Internet, cadê a revolução?

A palavra gasta lança uma névoa sobre a Internet latente

Cada revolução foi antes um pensamento na mente de um homem – Ralph Waldo Emerson

A Internet é frequentemente chamada de revolucionária, assim como a nova marca de sabão em pó, o novo modelo de automóvel e o novo absorvente íntimo; todos são talhados a mudar a sua vida e existe demanda para isso.

Na análise dos números de uso da Internet, é fácil ver suas curvas de crescimento, o aumento de sua penetração e de horas em frente ao computador, mas popularização não é suficiente para tornar algo revolucionário. Avaliando-se os hábitos de navegação, percebe-se que cada internauta navega por um grupo pequeno de websites diariamente e cada vez mais tempo.

Talvez o hábito seja herdado do enraizado consumo televisivo, assemelha-se a ele; mesmo com o zapping, orbitamos entre poucos canais, notadamente os velhos canais abertos. Por reflexo, carregamos o hábito para a nova mídia, o que resulta na grande audiência dos maiores portais, muitas vezes versões compactas de um jornal impresso ou canal de televisão. Não raro esses grandes websites recebem papel subalterno, de promoção, suporte e complementação; remetem ao impresso, ao programa de TV.”A característica diferencial da Internet não está no hyperlink, que pode ser comparado ao zapping da tevê”

A característica diferencial da Internet não está no hyperlink, que pode ser comparado ao zapping da tevê; não está no modo de leitura recortado, que pode ser comparado à pirâmide de informação de um jornal; não está no caráter instantâneo da informação, a TV com sua hegemonia e com os satélites varando a Terra ainda é o meio preferencial para a disseminação rápida dos acontecimentos pelo mundo afora; não está na multimídia, a anterior popularização dos computadores pessoais já trouxera essa prerrogativa. A convergência prevista para a rede também não será protagonista da transformação. Mas é inegável que a nova mídia tem caráter revolucionário. E a revolução mora na produção.

Nenhum outro meio de comunicação facilita de tal maneira a produção e veiculação de conteúdo original como a Internet, colocando potencialmente em pé de igualdade desde uma grande empresa de comunicações até o indivíduo, antes mero consumidor final. Do ponto de vista técnico há a ausência da necessidade de técnica. É mais fácil colocar no ar um website que explore todas as possibilidades do meio do que mimeografar um pasquim (mesmo com a saudade do cheiro de álcool). No ponto de vista da publicidade, da audiência, vem à cena um fator que também deriva do novo modo de produção, o elemento comunitário. Há uma relação de “muitos para muitos” no feitio e na distribuição de conteúdo, no lugar de uma relação anterior de “um para muitos”. É assim que, por um lado, não existem restrições de pauta considerando a totalidade da rede, e toda mensagem é a quem interessar possa. A grande rede então vive seu destino ao limite, ao possibilitar a geração de sub-redes, comunidades não necessariamente regradas por territórios físicos, mas por sintonias políticas e ideológicas.

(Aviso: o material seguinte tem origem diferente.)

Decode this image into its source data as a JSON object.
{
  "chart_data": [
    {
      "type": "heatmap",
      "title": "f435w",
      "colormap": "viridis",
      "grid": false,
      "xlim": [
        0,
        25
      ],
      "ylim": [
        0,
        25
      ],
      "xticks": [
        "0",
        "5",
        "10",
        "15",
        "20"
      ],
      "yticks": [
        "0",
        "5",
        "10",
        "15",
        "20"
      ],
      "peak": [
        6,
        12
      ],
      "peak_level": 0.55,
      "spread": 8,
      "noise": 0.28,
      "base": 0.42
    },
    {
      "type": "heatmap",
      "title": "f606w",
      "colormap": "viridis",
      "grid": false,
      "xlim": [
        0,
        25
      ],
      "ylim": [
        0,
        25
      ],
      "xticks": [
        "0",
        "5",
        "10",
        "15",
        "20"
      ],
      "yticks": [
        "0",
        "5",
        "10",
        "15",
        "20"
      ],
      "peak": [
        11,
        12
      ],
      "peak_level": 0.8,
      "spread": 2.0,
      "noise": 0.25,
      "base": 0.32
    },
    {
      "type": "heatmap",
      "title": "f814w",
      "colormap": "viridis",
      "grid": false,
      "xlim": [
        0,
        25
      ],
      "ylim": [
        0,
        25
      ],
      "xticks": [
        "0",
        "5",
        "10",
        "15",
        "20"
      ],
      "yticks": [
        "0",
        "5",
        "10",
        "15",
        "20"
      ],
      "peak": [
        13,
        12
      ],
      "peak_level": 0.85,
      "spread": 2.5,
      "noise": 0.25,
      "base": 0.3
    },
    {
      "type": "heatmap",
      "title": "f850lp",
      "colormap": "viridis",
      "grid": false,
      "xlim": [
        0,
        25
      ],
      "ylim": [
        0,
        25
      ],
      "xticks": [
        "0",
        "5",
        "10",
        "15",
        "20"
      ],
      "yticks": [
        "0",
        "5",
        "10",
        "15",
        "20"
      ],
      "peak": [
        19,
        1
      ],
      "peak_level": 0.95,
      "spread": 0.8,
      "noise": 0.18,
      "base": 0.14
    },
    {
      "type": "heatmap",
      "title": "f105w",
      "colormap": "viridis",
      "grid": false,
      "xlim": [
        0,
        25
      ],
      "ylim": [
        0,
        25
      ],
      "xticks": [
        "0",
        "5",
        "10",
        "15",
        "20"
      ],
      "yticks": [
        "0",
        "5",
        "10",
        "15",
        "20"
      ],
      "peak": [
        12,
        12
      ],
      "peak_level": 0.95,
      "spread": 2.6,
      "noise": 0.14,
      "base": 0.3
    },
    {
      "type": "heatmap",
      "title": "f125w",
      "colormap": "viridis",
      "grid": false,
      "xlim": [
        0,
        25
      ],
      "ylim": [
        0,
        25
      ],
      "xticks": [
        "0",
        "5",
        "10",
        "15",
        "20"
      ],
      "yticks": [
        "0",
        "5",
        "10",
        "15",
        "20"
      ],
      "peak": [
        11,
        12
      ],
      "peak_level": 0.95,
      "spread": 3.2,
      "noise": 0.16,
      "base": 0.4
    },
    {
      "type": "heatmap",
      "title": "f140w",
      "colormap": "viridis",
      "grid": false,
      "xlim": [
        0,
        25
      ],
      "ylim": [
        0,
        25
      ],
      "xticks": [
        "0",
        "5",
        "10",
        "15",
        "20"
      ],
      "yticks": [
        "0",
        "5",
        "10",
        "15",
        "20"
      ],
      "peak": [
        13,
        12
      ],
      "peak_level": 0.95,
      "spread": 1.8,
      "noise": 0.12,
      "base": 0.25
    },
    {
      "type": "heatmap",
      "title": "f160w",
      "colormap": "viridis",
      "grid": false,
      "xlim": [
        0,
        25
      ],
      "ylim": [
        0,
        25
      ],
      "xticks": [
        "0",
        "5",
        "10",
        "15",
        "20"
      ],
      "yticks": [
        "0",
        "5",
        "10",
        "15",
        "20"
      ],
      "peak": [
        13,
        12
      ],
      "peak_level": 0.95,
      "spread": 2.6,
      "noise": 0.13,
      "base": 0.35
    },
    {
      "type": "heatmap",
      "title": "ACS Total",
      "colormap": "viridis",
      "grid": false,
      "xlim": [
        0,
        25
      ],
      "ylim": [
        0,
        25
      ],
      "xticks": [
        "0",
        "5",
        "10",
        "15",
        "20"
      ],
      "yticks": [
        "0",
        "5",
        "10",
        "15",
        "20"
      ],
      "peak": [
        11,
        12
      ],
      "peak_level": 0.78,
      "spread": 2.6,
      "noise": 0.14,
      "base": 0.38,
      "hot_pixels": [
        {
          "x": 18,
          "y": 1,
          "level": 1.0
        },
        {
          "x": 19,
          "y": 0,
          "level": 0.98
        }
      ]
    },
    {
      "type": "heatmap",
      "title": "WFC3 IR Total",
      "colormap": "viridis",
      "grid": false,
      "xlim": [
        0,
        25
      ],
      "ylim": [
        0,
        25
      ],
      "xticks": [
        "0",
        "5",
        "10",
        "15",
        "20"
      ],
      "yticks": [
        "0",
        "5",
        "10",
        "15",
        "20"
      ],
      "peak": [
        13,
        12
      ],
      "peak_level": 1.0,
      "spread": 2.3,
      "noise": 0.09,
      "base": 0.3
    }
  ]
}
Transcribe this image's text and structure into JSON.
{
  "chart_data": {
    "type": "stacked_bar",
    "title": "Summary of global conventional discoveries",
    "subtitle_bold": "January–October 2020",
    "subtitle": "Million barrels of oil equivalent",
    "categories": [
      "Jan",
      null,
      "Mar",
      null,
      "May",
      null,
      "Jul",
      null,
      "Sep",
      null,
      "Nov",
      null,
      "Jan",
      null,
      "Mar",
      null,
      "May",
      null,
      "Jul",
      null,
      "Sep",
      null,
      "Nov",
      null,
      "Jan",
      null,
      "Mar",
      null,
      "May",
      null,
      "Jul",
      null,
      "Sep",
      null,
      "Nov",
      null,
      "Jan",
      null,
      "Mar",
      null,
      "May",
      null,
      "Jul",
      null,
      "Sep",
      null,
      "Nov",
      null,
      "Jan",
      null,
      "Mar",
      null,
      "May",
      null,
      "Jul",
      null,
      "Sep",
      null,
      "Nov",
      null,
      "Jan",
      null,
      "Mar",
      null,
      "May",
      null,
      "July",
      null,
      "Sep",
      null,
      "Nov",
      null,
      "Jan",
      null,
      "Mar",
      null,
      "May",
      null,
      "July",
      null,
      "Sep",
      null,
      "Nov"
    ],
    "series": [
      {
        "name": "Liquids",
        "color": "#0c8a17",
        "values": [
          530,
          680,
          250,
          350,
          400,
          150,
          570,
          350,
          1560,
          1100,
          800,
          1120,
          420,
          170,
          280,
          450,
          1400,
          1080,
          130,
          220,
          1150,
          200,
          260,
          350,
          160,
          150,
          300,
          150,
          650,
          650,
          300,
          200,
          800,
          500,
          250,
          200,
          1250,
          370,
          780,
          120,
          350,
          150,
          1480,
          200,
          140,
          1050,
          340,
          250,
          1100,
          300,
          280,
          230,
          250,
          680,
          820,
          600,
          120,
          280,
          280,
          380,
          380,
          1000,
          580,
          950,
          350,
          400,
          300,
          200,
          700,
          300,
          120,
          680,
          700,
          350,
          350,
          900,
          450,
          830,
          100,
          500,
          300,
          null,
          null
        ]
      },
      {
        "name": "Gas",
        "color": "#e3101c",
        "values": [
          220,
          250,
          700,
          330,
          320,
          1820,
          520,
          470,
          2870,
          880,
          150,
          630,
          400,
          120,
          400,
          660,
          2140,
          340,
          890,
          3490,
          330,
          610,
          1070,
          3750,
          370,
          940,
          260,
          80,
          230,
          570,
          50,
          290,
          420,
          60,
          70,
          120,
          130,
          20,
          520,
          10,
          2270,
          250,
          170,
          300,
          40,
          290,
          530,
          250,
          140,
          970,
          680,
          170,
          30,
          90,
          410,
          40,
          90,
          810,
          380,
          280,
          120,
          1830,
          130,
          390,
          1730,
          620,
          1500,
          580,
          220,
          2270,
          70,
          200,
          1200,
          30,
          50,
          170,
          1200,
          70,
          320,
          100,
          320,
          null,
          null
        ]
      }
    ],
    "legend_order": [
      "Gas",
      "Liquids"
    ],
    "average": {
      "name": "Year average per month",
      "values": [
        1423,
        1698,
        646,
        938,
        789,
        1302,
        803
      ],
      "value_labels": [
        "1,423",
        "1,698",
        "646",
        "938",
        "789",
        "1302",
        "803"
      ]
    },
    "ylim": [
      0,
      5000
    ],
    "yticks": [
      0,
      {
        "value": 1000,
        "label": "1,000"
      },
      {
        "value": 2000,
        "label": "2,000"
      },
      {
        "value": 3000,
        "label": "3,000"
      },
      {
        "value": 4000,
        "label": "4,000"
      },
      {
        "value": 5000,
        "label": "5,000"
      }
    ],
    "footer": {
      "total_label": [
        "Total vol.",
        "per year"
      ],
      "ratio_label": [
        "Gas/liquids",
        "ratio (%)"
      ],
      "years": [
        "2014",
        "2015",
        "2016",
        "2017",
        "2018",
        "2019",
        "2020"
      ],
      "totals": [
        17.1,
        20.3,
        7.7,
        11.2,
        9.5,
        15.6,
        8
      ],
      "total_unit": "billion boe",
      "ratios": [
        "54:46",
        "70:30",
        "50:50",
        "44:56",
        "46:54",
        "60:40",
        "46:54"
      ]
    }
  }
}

O movimento será mais lento do que se pode esperar de uma “revolução” e pode mesmo passar desapercebido pelo tempo afora. Enquanto milhares de pessoas só aguardam a propalada inclusão digital, outros tantos aguardam a inclusão na renda mínima, sob o auspício de um Estado qualquer. Enquanto tantos começam a produzir para a web, ainda não necessariamente publicando, mas exercendo escolha e formando suas redes pessoais, outros ainda navegam de maneira inercial nos conteúdos que cheiram a tradição.